/ 8 April 2018

Msimanga still hopeful for DA national leadership position

Newly elected Tshwane mayor Solly Msimanga says he knows all about hardship because he grew up in the bleak streets of one of Pretoria’s oldest townships.
Tshwane mayor Solly Msimanga. (Delwyn Versamy/M&G)

Tshwane mayor Solly Msimanga says he believes he has done all he can to persuade Democratic Alliance (DA) members to elect him as the party’s federal chairperson and will be disappointed if he doesn’t bag the position.

Msimanga however has said he did not join the DA for positions and will continue active participation in whatever capacity he can, even if he does not make it to national leadership.

“I will be disappointed if I don’t come in obviously, but I don’t think that takes away from what I’m pushing or what I want to do. It just that it means I won’t have the platform I can use to have a bigger influence. But it doesn’t mean that I leave the party or I go into sunset,” he told the Mail & Guardian.

“I’ve done what I could have done.

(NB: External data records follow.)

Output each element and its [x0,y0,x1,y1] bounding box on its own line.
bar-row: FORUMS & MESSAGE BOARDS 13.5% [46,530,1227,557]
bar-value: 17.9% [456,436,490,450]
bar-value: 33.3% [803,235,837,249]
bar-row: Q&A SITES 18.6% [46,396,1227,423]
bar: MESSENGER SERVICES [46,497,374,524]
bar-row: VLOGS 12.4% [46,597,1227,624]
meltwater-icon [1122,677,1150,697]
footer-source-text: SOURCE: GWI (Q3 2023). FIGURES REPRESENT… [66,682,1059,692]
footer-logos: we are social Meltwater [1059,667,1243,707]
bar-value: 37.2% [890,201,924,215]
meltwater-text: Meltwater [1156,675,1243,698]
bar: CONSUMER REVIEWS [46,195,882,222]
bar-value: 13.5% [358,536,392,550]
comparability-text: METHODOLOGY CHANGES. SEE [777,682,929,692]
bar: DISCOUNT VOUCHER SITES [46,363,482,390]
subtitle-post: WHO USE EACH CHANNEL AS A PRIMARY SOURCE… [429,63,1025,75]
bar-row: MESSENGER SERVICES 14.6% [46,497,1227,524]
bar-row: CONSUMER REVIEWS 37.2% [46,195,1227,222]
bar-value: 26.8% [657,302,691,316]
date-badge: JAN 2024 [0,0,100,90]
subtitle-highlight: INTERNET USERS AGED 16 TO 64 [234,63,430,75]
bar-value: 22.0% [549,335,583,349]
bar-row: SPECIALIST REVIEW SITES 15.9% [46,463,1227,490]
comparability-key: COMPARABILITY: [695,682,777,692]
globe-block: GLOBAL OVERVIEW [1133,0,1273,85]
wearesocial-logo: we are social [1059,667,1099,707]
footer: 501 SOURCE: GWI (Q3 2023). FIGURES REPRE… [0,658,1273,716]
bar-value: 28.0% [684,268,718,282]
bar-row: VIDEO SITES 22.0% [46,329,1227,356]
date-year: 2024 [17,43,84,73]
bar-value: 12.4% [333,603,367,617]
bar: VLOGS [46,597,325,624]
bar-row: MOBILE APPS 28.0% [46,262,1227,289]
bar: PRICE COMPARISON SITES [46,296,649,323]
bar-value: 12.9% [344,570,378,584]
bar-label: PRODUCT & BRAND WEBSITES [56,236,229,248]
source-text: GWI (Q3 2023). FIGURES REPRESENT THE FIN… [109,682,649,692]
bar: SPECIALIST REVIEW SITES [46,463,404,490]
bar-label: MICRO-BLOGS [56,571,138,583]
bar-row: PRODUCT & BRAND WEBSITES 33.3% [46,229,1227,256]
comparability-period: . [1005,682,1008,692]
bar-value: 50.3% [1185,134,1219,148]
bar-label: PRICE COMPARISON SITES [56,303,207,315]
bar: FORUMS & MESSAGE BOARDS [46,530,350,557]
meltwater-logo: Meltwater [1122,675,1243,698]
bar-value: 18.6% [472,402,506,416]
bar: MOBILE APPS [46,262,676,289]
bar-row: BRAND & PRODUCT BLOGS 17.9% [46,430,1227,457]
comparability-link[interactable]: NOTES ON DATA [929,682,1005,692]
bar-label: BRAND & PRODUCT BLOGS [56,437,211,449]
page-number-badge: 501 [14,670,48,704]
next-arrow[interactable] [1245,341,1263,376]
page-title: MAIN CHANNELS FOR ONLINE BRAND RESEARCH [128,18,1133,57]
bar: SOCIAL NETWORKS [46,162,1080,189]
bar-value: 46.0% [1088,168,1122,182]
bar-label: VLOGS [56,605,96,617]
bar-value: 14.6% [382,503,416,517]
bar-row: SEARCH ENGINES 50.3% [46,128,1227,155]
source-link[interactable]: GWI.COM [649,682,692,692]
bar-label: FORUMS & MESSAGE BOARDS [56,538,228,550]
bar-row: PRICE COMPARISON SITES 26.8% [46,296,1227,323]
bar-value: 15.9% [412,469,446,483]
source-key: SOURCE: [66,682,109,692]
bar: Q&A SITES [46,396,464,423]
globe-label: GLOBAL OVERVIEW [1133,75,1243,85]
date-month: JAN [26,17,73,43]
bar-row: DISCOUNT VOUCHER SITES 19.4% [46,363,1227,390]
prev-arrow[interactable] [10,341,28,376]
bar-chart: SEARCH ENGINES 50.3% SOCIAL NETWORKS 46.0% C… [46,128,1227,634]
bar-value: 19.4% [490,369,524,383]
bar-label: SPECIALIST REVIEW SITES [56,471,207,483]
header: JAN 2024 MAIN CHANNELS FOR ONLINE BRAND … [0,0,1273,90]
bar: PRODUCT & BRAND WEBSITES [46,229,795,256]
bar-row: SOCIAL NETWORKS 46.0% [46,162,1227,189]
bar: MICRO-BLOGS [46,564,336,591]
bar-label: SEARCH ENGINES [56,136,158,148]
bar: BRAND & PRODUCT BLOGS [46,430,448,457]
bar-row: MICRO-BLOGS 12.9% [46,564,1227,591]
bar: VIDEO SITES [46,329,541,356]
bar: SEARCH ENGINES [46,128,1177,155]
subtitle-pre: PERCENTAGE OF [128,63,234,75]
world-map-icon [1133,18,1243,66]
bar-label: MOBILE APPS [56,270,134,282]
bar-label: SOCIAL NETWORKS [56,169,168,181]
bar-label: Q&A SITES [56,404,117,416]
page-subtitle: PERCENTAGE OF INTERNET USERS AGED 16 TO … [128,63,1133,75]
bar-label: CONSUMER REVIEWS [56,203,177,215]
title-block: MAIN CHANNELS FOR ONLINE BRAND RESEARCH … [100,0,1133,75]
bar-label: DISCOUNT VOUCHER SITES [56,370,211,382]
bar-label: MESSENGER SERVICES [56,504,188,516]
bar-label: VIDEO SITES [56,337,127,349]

The team has done exceptionally well and we leave it now to the delegates.”

Msimanga is contesting the position against current federal chair and Nelson Mandela Bay mayor Athol Trollip.

On Sunday morning, thousands of delegates attending the party’s federal congress cast their votes for their preferred leadership collective, which is expected to be announced later this afternoon.

Federal leader Mmusi Maimane as well as federal council chairperson James Selfe are both expected to be elected unopposed.

Earlier in the day, congress rejected a proposed constitutional amendment to include a new position for a deputy leader, who will split the workload with Maimane.

The proposal roused intense debate with those opposing it raising fears that it would create two centres of power and encourage the notion a deputy is automatically entitled to succeed the leader.

Those who pushed it however, including Gauteng legislature members Makashule Gana and Khume Ramulifho, argued the party already has deputy leaders at provincial level, which has not posed problems thus far.

While the proposal has been rejected, the leaders also proposed that the workload among the national leadership be evenly distributed to ensure leaders have their status and presence elevated in order to guard against the DA being a one-man show.